What is uniform distribution?

Uniform distribution is a probability distribution where all outcomes have equal likelihood of occurring.

In probability theory and statistics, a uniform distribution is a probability distribution where all outcomes have equal likelihood of occurring. This means that the probability of any given outcome is the same as the probability of any other outcome. The uniform distribution is often used to model situations where all outcomes are equally likely, such as rolling a fair die or selecting a card from a well-shuffled deck.
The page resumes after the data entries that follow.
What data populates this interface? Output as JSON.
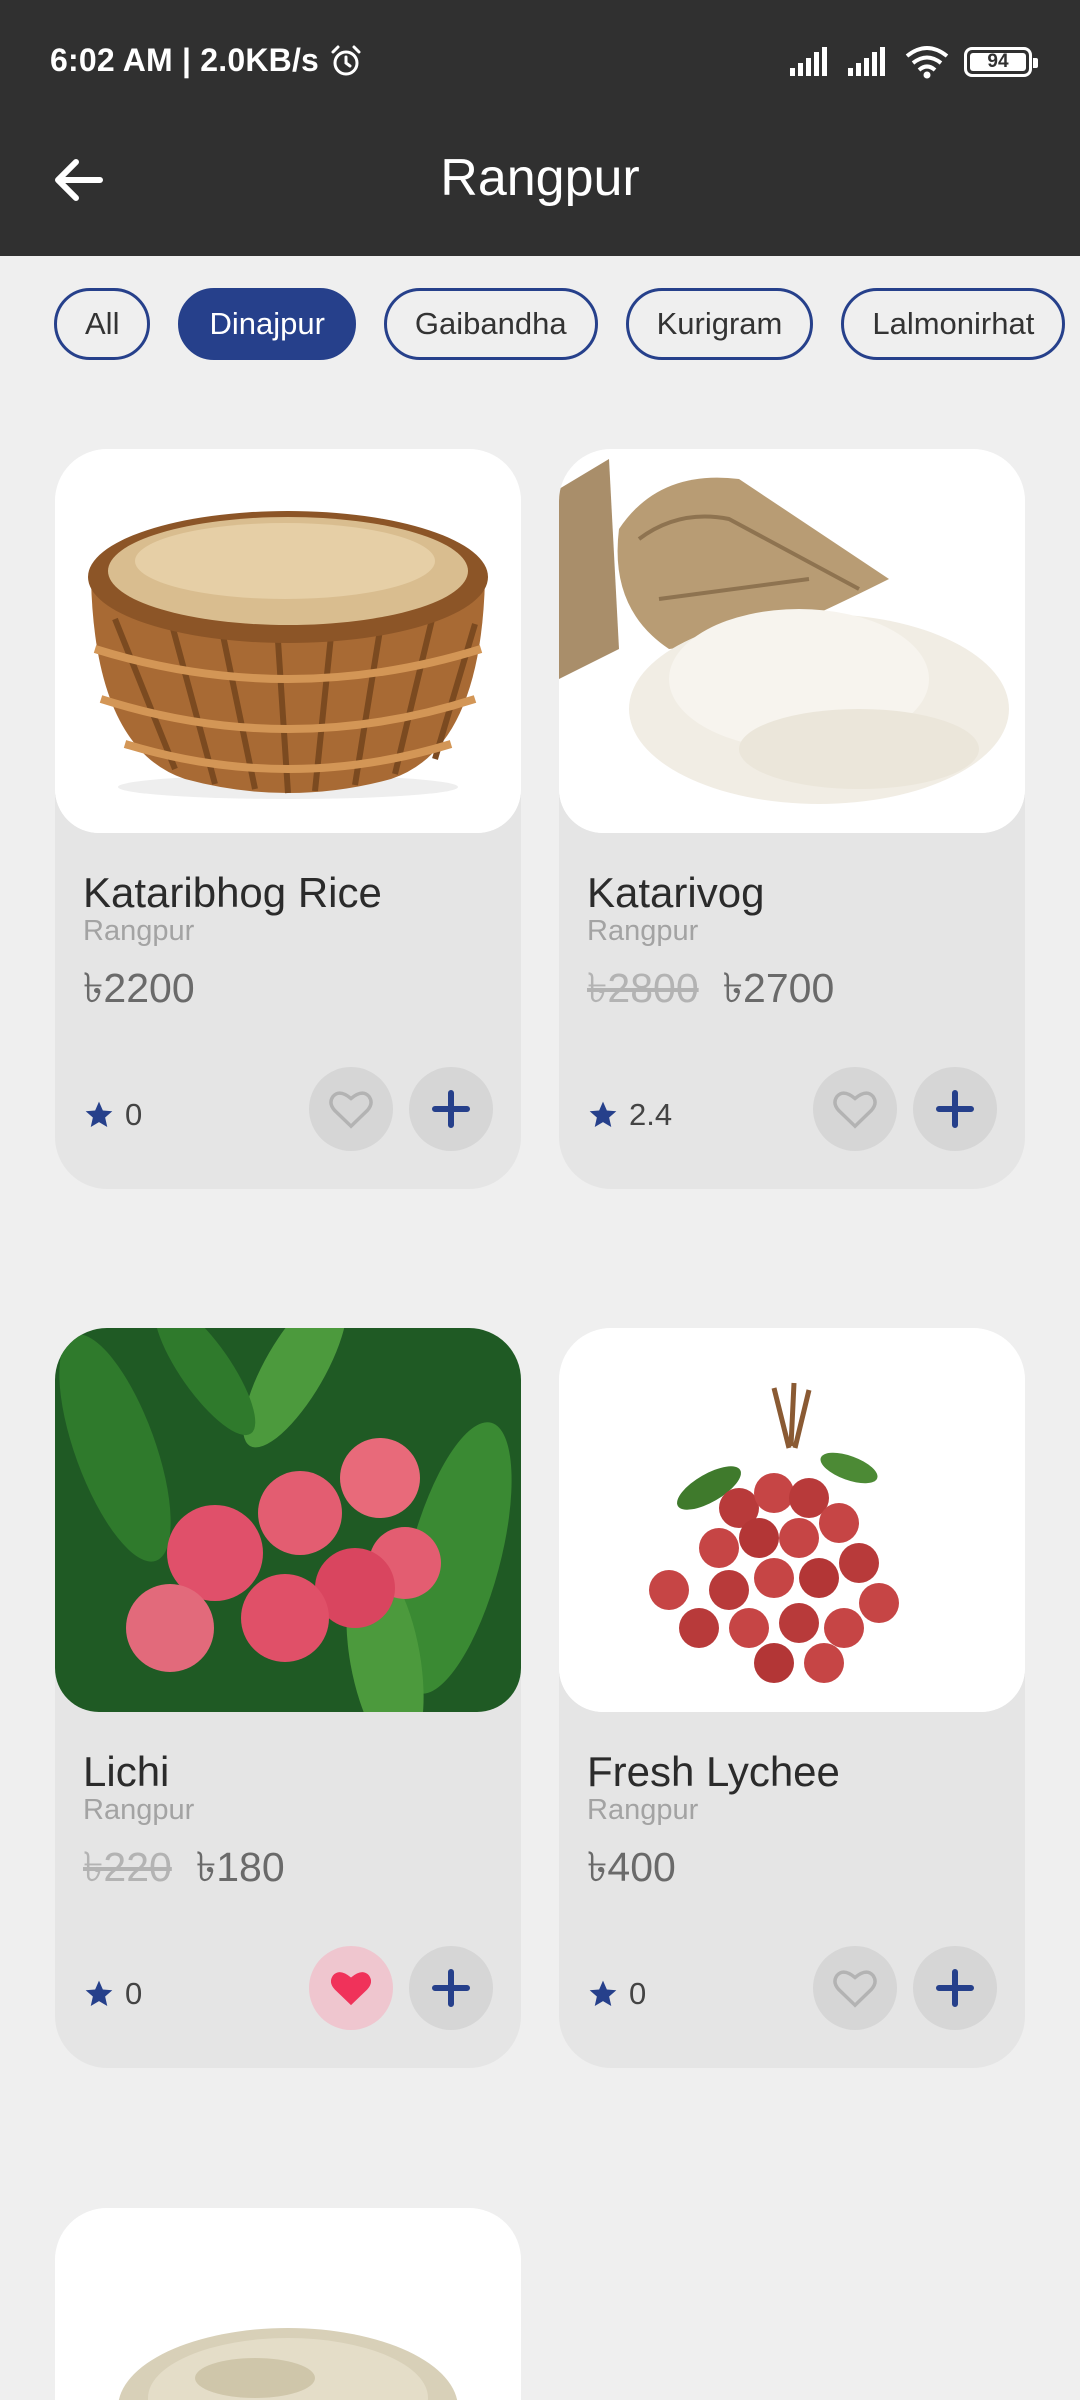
{
  "status_bar": {
    "time_speed": "6:02 AM | 2.0KB/s",
    "battery": "94"
  },
  "app_bar": {
    "title": "Rangpur"
  },
  "filters": [
    {
      "label": "All",
      "active": false
    },
    {
      "label": "Dinajpur",
      "active": true
    },
    {
      "label": "Gaibandha",
      "active": false
    },
    {
      "label": "Kurigram",
      "active": false
    },
    {
      "label": "Lalmonirhat",
      "active": false
    }
  ],
  "products": [
    {
      "name": "Kataribhog Rice",
      "location": "Rangpur",
      "old_price": "",
      "price": "৳2200",
      "rating": "0",
      "favorite": false,
      "image": "rice-basket"
    },
    {
      "name": "Katarivog",
      "location": "Rangpur",
      "old_price": "৳2800",
      "price": "৳2700",
      "rating": "2.4",
      "favorite": false,
      "image": "rice-sack"
    },
    {
      "name": "Lichi",
      "location": "Rangpur",
      "old_price": "৳220",
      "price": "৳180",
      "rating": "0",
      "favorite": true,
      "image": "lychee-tree"
    },
    {
      "name": "Fresh Lychee",
      "location": "Rangpur",
      "old_price": "",
      "price": "৳400",
      "rating": "0",
      "favorite": false,
      "image": "lychee-bunch"
    },
    {
      "name": "",
      "location": "",
      "old_price": "",
      "price": "",
      "rating": "",
      "favorite": false,
      "image": "rice-grains"
    }
  ],
  "colors": {
    "accent": "#26408b",
    "header_bg": "#303030",
    "heart_active": "#f0325a"
  }
}
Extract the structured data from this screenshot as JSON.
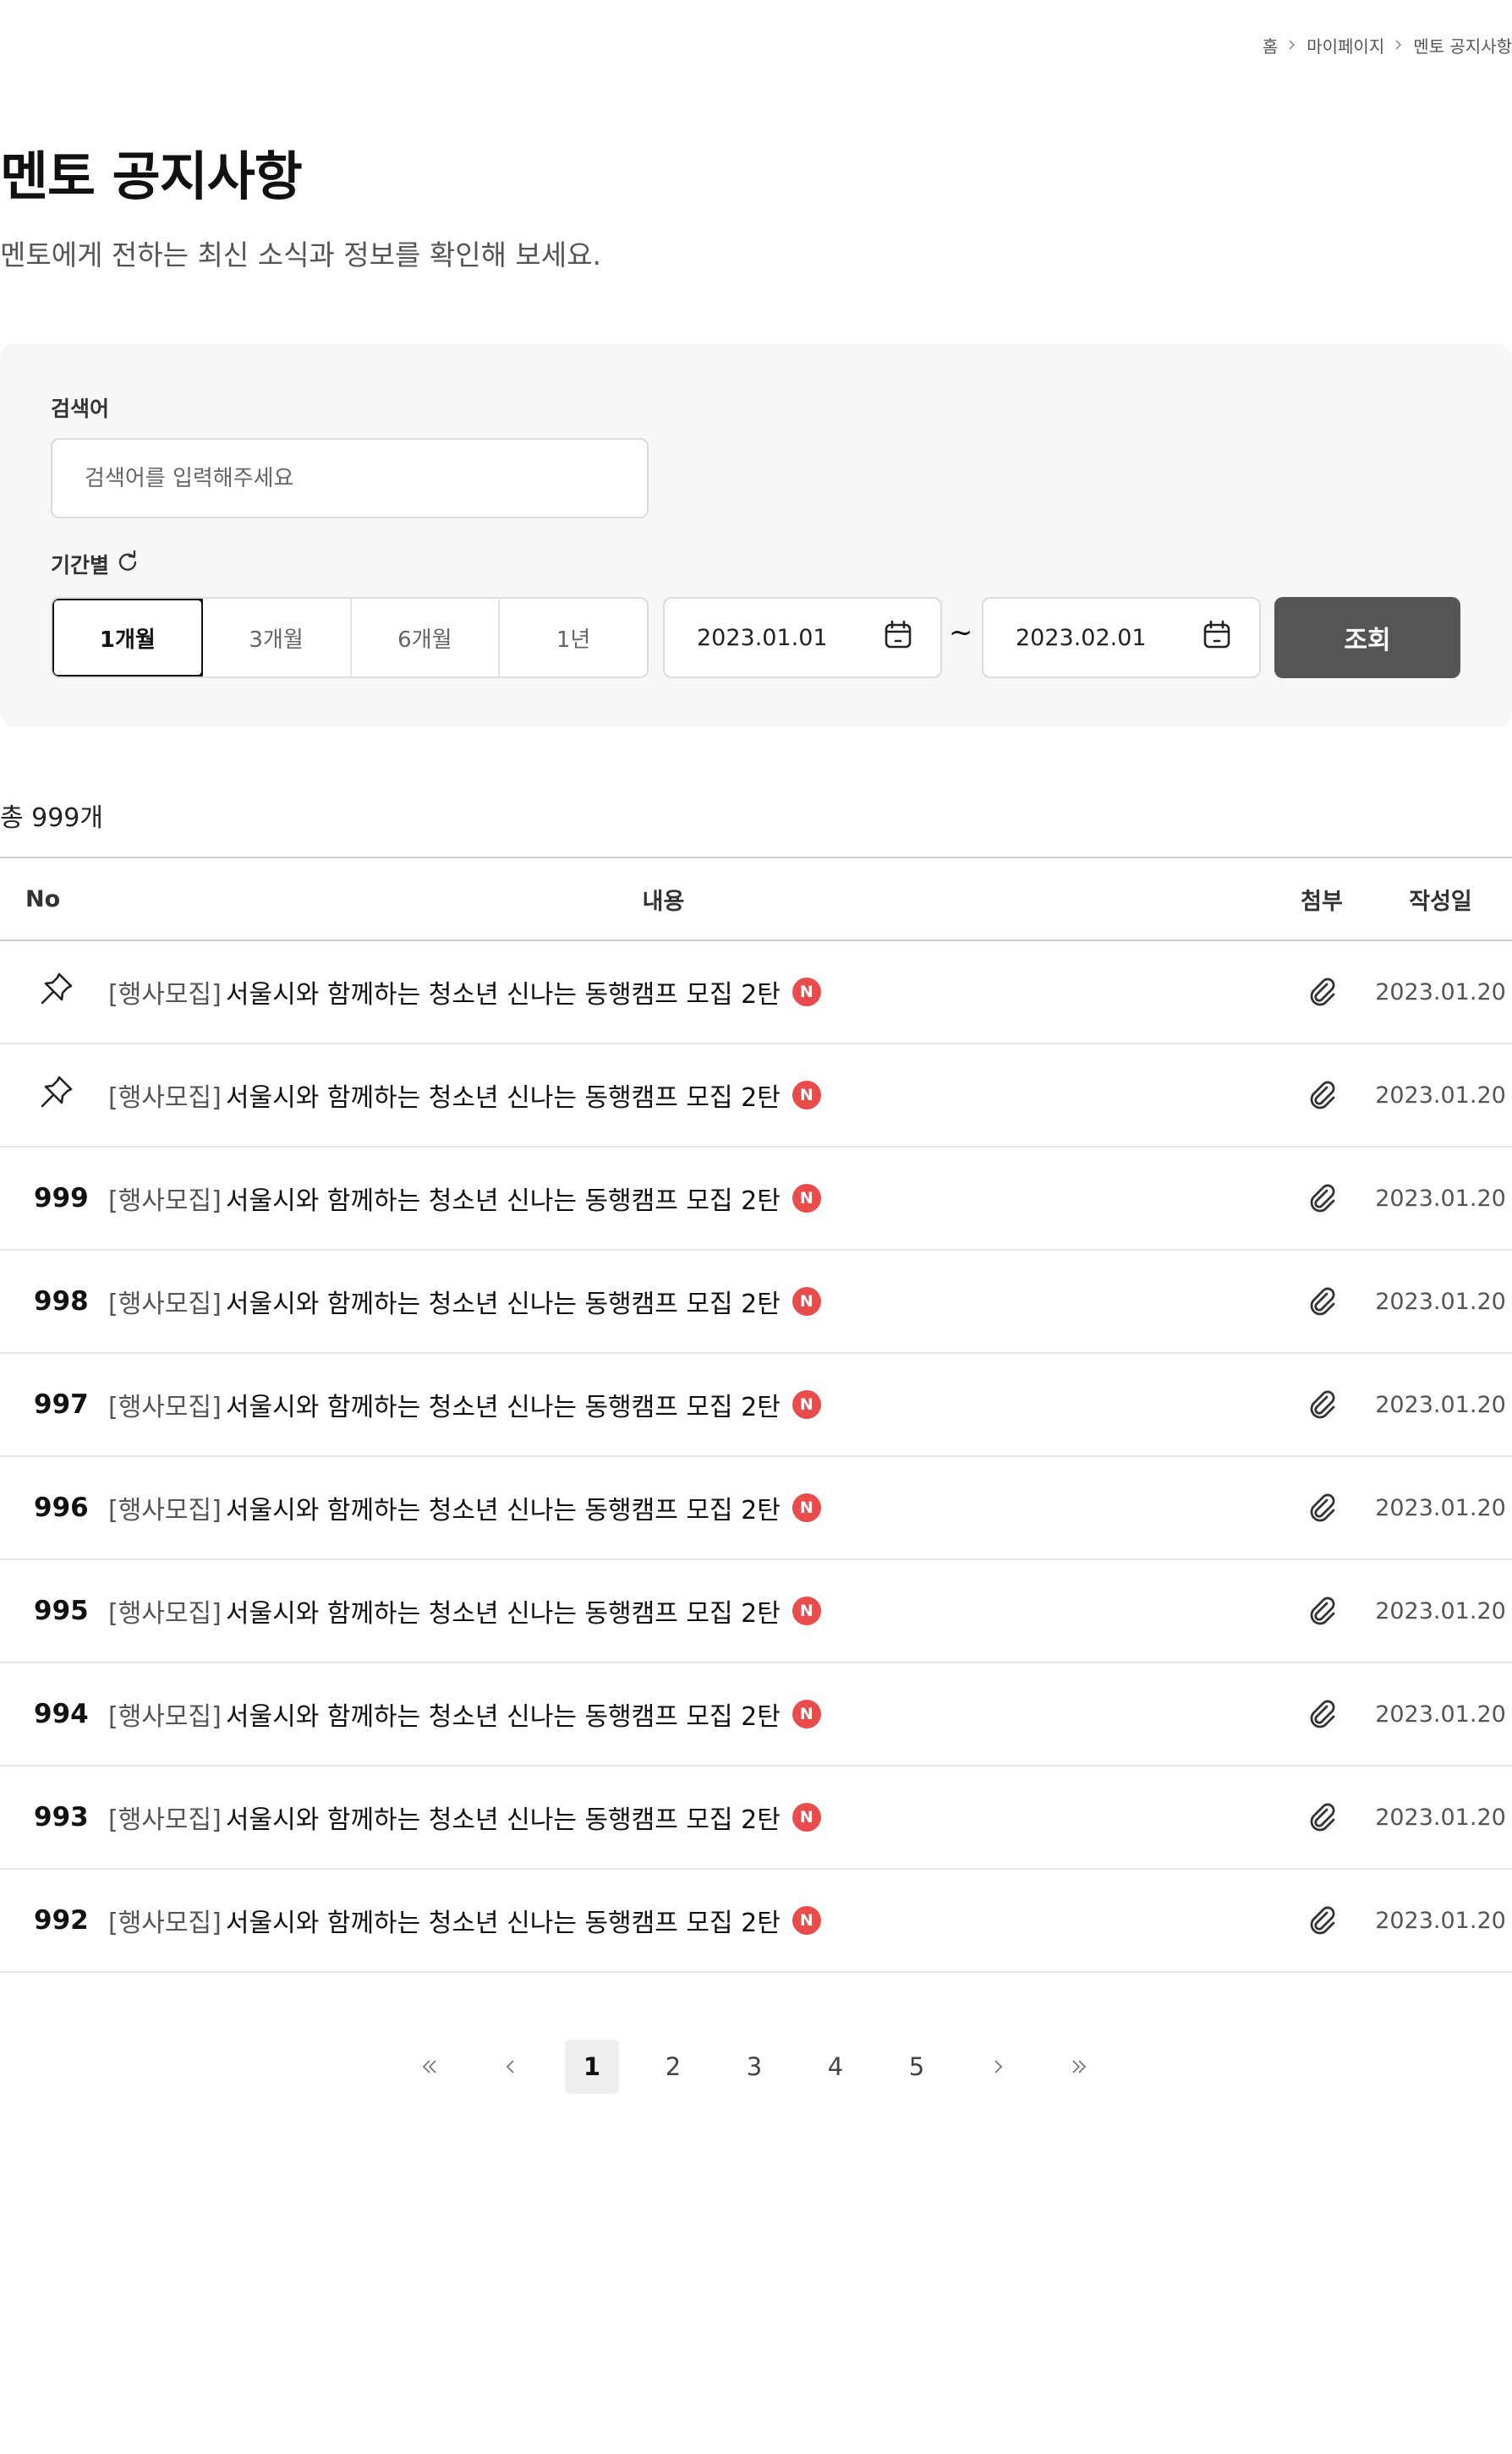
{
  "breadcrumb": [
    "홈",
    "마이페이지",
    "멘토 공지사항"
  ],
  "page": {
    "title": "멘토 공지사항",
    "subtitle": "멘토에게 전하는 최신 소식과 정보를 확인해 보세요."
  },
  "search": {
    "keyword_label": "검색어",
    "keyword_placeholder": "검색어를 입력해주세요",
    "period_label": "기간별",
    "periods": [
      "1개월",
      "3개월",
      "6개월",
      "1년"
    ],
    "active_period": "1개월",
    "start_date": "2023.01.01",
    "end_date": "2023.02.01",
    "tilde": "~",
    "submit_label": "조회"
  },
  "total_text": "총 999개",
  "table": {
    "headers": {
      "no": "No",
      "title": "내용",
      "attach": "첨부",
      "date": "작성일"
    },
    "rows": [
      {
        "no": "",
        "pinned": true,
        "category": "[행사모집]",
        "title": "서울시와 함께하는 청소년 신나는 동행캠프 모집 2탄",
        "badge": "N",
        "date": "2023.01.20"
      },
      {
        "no": "",
        "pinned": true,
        "category": "[행사모집]",
        "title": "서울시와 함께하는 청소년 신나는 동행캠프 모집 2탄",
        "badge": "N",
        "date": "2023.01.20"
      },
      {
        "no": "999",
        "pinned": false,
        "category": "[행사모집]",
        "title": "서울시와 함께하는 청소년 신나는 동행캠프 모집 2탄",
        "badge": "N",
        "date": "2023.01.20"
      },
      {
        "no": "998",
        "pinned": false,
        "category": "[행사모집]",
        "title": "서울시와 함께하는 청소년 신나는 동행캠프 모집 2탄",
        "badge": "N",
        "date": "2023.01.20"
      },
      {
        "no": "997",
        "pinned": false,
        "category": "[행사모집]",
        "title": "서울시와 함께하는 청소년 신나는 동행캠프 모집 2탄",
        "badge": "N",
        "date": "2023.01.20"
      },
      {
        "no": "996",
        "pinned": false,
        "category": "[행사모집]",
        "title": "서울시와 함께하는 청소년 신나는 동행캠프 모집 2탄",
        "badge": "N",
        "date": "2023.01.20"
      },
      {
        "no": "995",
        "pinned": false,
        "category": "[행사모집]",
        "title": "서울시와 함께하는 청소년 신나는 동행캠프 모집 2탄",
        "badge": "N",
        "date": "2023.01.20"
      },
      {
        "no": "994",
        "pinned": false,
        "category": "[행사모집]",
        "title": "서울시와 함께하는 청소년 신나는 동행캠프 모집 2탄",
        "badge": "N",
        "date": "2023.01.20"
      },
      {
        "no": "993",
        "pinned": false,
        "category": "[행사모집]",
        "title": "서울시와 함께하는 청소년 신나는 동행캠프 모집 2탄",
        "badge": "N",
        "date": "2023.01.20"
      },
      {
        "no": "992",
        "pinned": false,
        "category": "[행사모집]",
        "title": "서울시와 함께하는 청소년 신나는 동행캠프 모집 2탄",
        "badge": "N",
        "date": "2023.01.20"
      }
    ]
  },
  "pagination": {
    "pages": [
      "1",
      "2",
      "3",
      "4",
      "5"
    ],
    "current": "1"
  },
  "colors": {
    "accent_button": "#555555",
    "new_badge": "#ea4b4b",
    "panel_bg": "#f7f7f7"
  },
  "icons": {
    "breadcrumb_separator": "chevron-right-icon",
    "refresh": "refresh-icon",
    "calendar": "calendar-icon",
    "pin": "pin-icon",
    "attachment": "paperclip-icon",
    "first_page": "double-chevron-left-icon",
    "prev_page": "chevron-left-icon",
    "next_page": "chevron-right-icon",
    "last_page": "double-chevron-right-icon"
  }
}
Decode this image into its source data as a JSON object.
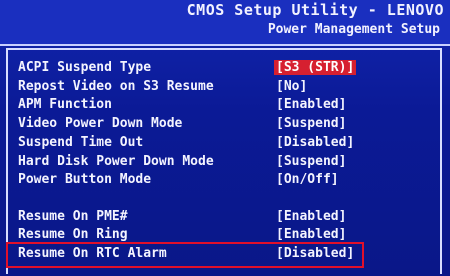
{
  "header": {
    "app_title": "CMOS Setup Utility - LENOVO",
    "page_title": "Power Management Setup"
  },
  "settings": [
    {
      "label": "ACPI Suspend Type",
      "value": "[S3 (STR)]"
    },
    {
      "label": "Repost Video on S3 Resume",
      "value": "[No]"
    },
    {
      "label": "APM Function",
      "value": "[Enabled]"
    },
    {
      "label": "Video Power Down Mode",
      "value": "[Suspend]"
    },
    {
      "label": "Suspend Time Out",
      "value": "[Disabled]"
    },
    {
      "label": "Hard Disk Power Down Mode",
      "value": "[Suspend]"
    },
    {
      "label": "Power Button Mode",
      "value": "[On/Off]"
    },
    {
      "label": "Resume On PME#",
      "value": "[Enabled]"
    },
    {
      "label": "Resume On Ring",
      "value": "[Enabled]"
    },
    {
      "label": "Resume On RTC Alarm",
      "value": "[Disabled]"
    }
  ],
  "colors": {
    "background": "#0a1a8c",
    "selected_value_bg": "#d62030",
    "annotation_box": "#e0102a",
    "text": "#f4f4ff"
  }
}
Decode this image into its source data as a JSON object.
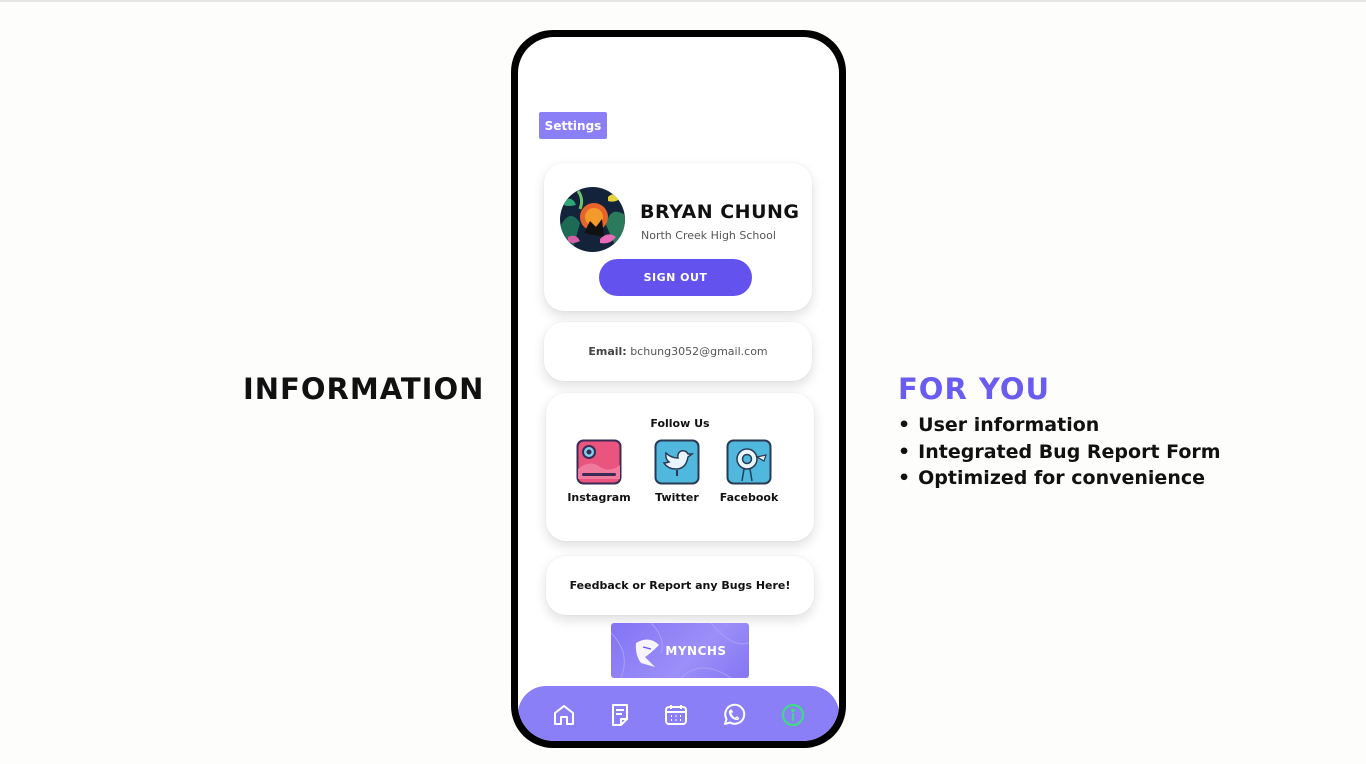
{
  "slide": {
    "left_heading": "INFORMATION",
    "right_heading": "FOR YOU",
    "bullets": [
      "User information",
      "Integrated Bug Report Form",
      "Optimized for convenience"
    ]
  },
  "app": {
    "settings_label": "Settings",
    "profile": {
      "name": "BRYAN CHUNG",
      "school": "North Creek High School",
      "signout_label": "SIGN OUT"
    },
    "email": {
      "label": "Email:",
      "value": "bchung3052@gmail.com"
    },
    "follow": {
      "title": "Follow Us",
      "items": [
        {
          "label": "Instagram",
          "icon": "instagram-icon"
        },
        {
          "label": "Twitter",
          "icon": "twitter-icon"
        },
        {
          "label": "Facebook",
          "icon": "facebook-icon"
        }
      ]
    },
    "feedback_label": "Feedback or Report any Bugs Here!",
    "logo_text": "MYNCHS",
    "nav": [
      "home-icon",
      "document-icon",
      "calendar-icon",
      "whatsapp-icon",
      "info-icon"
    ],
    "colors": {
      "accent": "#6452ee",
      "nav_bg": "#8b7ff8",
      "active": "#3ddc84"
    }
  }
}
The probability density function (PDF) of a continuous uniform distribution is given by:

f(x) = 1/(b-a) for a ≤ x ≤ b

where a and b are the lower and upper bounds of the distribution, respectively. The cumulative distribution function (CDF) of a continuous uniform distribution is given by:

F(x) = (x-a)/(b-a) for a ≤ x ≤ b

The mean and variance of a continuous uniform distribution are given by:

μ = (a+b)/2

σ^2 = (b-a)^2/12

In a discrete uniform distribution, the probability of each outcome is also equal. For example, if we roll a fair six-sided die, the probability of rolling any given number is 1/6. The probability mass function (PMF) of a discrete uniform distribution is given by:

P(X=x) = 1/n for x = 1, 2, ..., n

where n is the number of possible outcomes. The mean and variance of a discrete uniform distribution are given by:

μ = (n+1)/2

σ^2 = (n^2-1)/12

Overall, the uniform distribution is a simple and useful probability distribution that is often used in modelling situations where all outcomes are equally likely.